I'm reading the fourth book of The Witcher series (Time of Contempt)
Re-reading (for the third time in about 10 years) Robert Rankin's Armageddon trilogy:

Armageddon: The Musical
They Came and Ate Us (Armageddon II: The B Movie)
The Suburban Book of the Dead (Armageddon III: The Remake)

Gets better every time!
Re-reading I, Robot by Isaac Asimov.
Extreme Prejudice by Susan Lindauer

Basically she was a CIA asset that warned the US Govenrment about 9/11 and was indicted under The Patriot Act to shut her up.

Watch from 7.00 mins.

https://www.youtube.com/watch?v=G43zl4fzDQg

Amazing testimony of ex CIA Asset Susan Lindauer. 5 years of legal troubles, 1 year in prison for daring to tell the truth. During the Bush era the top controllers of the governmental mechanics of Defense and national Security wanted to have a war with Iraq.
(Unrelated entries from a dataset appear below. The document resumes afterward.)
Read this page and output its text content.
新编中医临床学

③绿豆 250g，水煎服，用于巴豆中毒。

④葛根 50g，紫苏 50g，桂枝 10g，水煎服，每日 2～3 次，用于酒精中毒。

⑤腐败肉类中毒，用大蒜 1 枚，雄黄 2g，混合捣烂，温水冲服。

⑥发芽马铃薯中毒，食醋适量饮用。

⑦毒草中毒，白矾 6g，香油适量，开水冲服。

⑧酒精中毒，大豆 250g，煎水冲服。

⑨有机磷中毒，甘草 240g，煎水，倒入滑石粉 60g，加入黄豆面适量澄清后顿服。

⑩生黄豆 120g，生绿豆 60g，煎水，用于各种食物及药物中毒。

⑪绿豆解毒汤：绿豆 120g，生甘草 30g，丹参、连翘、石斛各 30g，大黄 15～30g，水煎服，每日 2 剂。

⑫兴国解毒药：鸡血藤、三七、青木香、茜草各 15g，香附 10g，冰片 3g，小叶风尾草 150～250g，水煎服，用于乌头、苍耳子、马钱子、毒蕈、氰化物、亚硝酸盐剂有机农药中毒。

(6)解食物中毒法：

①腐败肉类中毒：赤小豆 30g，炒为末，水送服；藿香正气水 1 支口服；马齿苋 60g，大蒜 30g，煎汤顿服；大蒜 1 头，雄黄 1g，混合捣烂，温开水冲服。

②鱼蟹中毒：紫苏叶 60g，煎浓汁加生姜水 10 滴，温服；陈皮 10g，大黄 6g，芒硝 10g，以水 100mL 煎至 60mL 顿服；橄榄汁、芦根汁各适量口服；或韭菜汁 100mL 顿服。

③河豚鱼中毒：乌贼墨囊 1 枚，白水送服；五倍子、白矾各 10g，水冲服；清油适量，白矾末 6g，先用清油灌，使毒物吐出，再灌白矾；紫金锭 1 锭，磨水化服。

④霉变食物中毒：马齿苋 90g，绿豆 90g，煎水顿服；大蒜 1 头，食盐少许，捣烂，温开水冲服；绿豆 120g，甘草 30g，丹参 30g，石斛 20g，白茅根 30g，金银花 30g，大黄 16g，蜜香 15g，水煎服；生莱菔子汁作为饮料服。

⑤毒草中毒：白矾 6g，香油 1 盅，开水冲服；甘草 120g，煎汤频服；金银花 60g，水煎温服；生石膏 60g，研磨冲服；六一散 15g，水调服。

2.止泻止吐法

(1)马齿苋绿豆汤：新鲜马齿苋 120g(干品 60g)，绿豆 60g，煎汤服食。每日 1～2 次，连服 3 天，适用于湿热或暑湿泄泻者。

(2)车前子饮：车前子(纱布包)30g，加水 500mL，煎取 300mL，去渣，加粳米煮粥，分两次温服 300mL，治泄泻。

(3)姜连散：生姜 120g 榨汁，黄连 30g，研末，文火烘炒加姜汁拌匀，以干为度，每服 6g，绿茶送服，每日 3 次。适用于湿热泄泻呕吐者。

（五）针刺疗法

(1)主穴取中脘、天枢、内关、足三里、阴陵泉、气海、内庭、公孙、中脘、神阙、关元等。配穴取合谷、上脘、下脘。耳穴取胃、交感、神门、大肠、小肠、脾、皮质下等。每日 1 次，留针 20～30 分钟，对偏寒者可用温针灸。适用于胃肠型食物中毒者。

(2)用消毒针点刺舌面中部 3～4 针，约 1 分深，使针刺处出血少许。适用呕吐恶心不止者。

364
They got their wish and anyone who got in the way were dealt with severely no matter if they violated a law or not. Not brought to trial she was jailed under the "Patriot Act" which amounted to summary punishment outside a Verdict in a court of law.

She was held in jail without a Trial at all This is part of her story that is just unfolding now. She has waited 10 years to tell this story.